The mutations of EGFR and K-ras were detected in 64 (35%) and 17 patients (9%), respectively. The tyrosine 1234/1235 phosphorylation of MET (p-MET 1234/1235) and MET amplification was identified in 12 (7%) and 8 (4%) specimens, respectively. Positive expression of HGF was identified in 104 specimens (57%). An EGFR mutation was found significantly more frequently in females and in tumors with wild type of K-ras and without MET amplification. A p-MET 1234/1235 was found significantly more frequently in the tumors with a positive expression of HGF. A multivariate survival analysis demonstrated that the wild type of K-ras, negative p-MET 1234/1235, and positive HGF expression were independently associated with an increased risk of poor survival.
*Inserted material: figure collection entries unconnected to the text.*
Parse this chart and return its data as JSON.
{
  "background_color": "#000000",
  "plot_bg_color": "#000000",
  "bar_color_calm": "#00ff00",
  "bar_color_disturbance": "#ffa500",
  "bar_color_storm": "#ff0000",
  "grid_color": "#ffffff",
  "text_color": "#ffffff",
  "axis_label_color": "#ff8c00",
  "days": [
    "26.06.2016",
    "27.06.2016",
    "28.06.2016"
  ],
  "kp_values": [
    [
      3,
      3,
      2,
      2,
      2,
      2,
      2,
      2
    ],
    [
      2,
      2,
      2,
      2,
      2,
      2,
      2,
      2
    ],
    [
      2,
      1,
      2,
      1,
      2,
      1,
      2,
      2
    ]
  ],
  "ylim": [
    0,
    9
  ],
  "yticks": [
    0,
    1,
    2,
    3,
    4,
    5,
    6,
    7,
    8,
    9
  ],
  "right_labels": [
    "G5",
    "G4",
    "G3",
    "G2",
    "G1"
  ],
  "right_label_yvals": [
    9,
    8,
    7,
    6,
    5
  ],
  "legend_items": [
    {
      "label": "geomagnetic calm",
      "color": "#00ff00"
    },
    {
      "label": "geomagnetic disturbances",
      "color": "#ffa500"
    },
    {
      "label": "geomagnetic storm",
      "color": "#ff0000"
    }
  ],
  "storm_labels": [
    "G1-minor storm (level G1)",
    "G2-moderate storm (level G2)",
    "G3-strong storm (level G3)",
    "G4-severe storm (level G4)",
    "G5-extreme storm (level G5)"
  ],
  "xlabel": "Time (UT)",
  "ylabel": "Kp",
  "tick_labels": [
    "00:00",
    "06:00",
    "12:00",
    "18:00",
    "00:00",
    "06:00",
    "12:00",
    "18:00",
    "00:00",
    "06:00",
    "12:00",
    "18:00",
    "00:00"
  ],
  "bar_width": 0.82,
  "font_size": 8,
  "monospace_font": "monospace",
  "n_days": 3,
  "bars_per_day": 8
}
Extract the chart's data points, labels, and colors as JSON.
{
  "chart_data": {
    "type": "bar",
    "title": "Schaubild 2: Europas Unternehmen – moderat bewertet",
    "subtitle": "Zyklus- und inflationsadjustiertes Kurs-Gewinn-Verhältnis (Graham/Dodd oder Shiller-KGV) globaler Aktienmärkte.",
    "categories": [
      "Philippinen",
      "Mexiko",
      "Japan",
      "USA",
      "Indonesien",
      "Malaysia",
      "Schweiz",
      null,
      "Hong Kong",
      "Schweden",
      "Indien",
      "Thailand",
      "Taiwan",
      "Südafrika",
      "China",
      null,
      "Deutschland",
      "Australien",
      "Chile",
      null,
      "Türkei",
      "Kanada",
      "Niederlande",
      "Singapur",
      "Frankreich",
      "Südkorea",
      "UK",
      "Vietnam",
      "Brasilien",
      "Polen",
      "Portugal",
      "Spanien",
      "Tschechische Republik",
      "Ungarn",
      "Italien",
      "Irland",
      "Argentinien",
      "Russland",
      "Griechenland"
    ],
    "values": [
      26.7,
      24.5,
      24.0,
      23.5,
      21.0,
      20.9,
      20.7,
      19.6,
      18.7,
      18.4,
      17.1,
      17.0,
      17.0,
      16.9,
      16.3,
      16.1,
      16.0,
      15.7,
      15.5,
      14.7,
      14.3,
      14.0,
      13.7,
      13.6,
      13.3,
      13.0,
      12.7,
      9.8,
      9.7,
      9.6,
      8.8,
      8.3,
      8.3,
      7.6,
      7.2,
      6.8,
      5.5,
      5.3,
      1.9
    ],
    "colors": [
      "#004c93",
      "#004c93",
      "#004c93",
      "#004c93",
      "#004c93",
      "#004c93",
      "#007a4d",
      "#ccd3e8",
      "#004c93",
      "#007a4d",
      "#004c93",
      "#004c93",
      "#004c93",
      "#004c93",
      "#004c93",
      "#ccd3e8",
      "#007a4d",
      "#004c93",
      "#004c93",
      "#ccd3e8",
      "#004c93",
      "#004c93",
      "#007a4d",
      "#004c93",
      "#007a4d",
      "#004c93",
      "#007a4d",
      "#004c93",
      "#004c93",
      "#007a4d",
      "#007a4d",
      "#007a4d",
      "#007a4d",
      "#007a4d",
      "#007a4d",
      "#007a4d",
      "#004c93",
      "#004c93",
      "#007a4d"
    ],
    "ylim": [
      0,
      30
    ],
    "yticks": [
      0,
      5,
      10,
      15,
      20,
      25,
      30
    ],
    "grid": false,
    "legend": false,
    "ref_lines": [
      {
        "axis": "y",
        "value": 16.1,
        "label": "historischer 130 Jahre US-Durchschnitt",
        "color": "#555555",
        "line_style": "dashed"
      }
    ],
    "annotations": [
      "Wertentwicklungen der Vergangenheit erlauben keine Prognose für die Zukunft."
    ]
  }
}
The occurrence of MET amplification and EGFR/ K-ras mutations might be mutually exclusive suggesting several distinct mechanisms in the development of lung adenocarcinoma. The wild type of K-ras, negative p-MET 1234/1235, and positive expression of HGF may be a useful marker for predicting poor prognosis of patients who underwent surgical resection of lung adenocarcinoma.
致癌基因的突变和扩增与癌症发生和肿瘤生长有关。本研究旨在阐明表皮生长因子受体(EGFR)、K-ras、MET 和肝细胞生长因子(HGF)状态在肺腺癌中的作用。
收集 2003 年至 2007 年我科行肺腺癌完全切除术的 183 例患者的肿瘤标本。采用聚合酶链反应(PCR)技术分析 EGFR 和 K-ras 基因的遗传状态。采用免疫组织化学和实时 PCR 检测 MET 基因的酪氨酸磷酸化和扩增。采用免疫组织化学检测 HGF 状态。
EGFR 和 K-ras 突变分别在 64 例(35%)和 17 例(9%)患者中检出。MET 酪氨酸 1234/1235 磷酸化(p-MET 1234/1235)和 MET 扩增分别在 12 例(7%)和 8 例(4%)标本中检出。HGF 阳性表达在 104 例标本(57%)中检出。EGFR 突变在女性和 K-ras 野生型且无 MET 扩增的肿瘤中更常见。p-MET 1234/1235 在 HGF 阳性表达的肿瘤中更常见。多因素生存分析表明,K-ras 野生型、p-MET 1234/1235 阴性和 HGF 阳性表达与生存不良风险增加独立相关。
MET 扩增和 EGFR/K-ras 突变的发生可能相互排斥,提示肺腺癌的发生存在几种不同的机制。K-ras 野生型、p-MET 1234/1235 阴性和 HGF 阳性表达可能是预测肺腺癌患者手术切除后不良预后的有用标志物。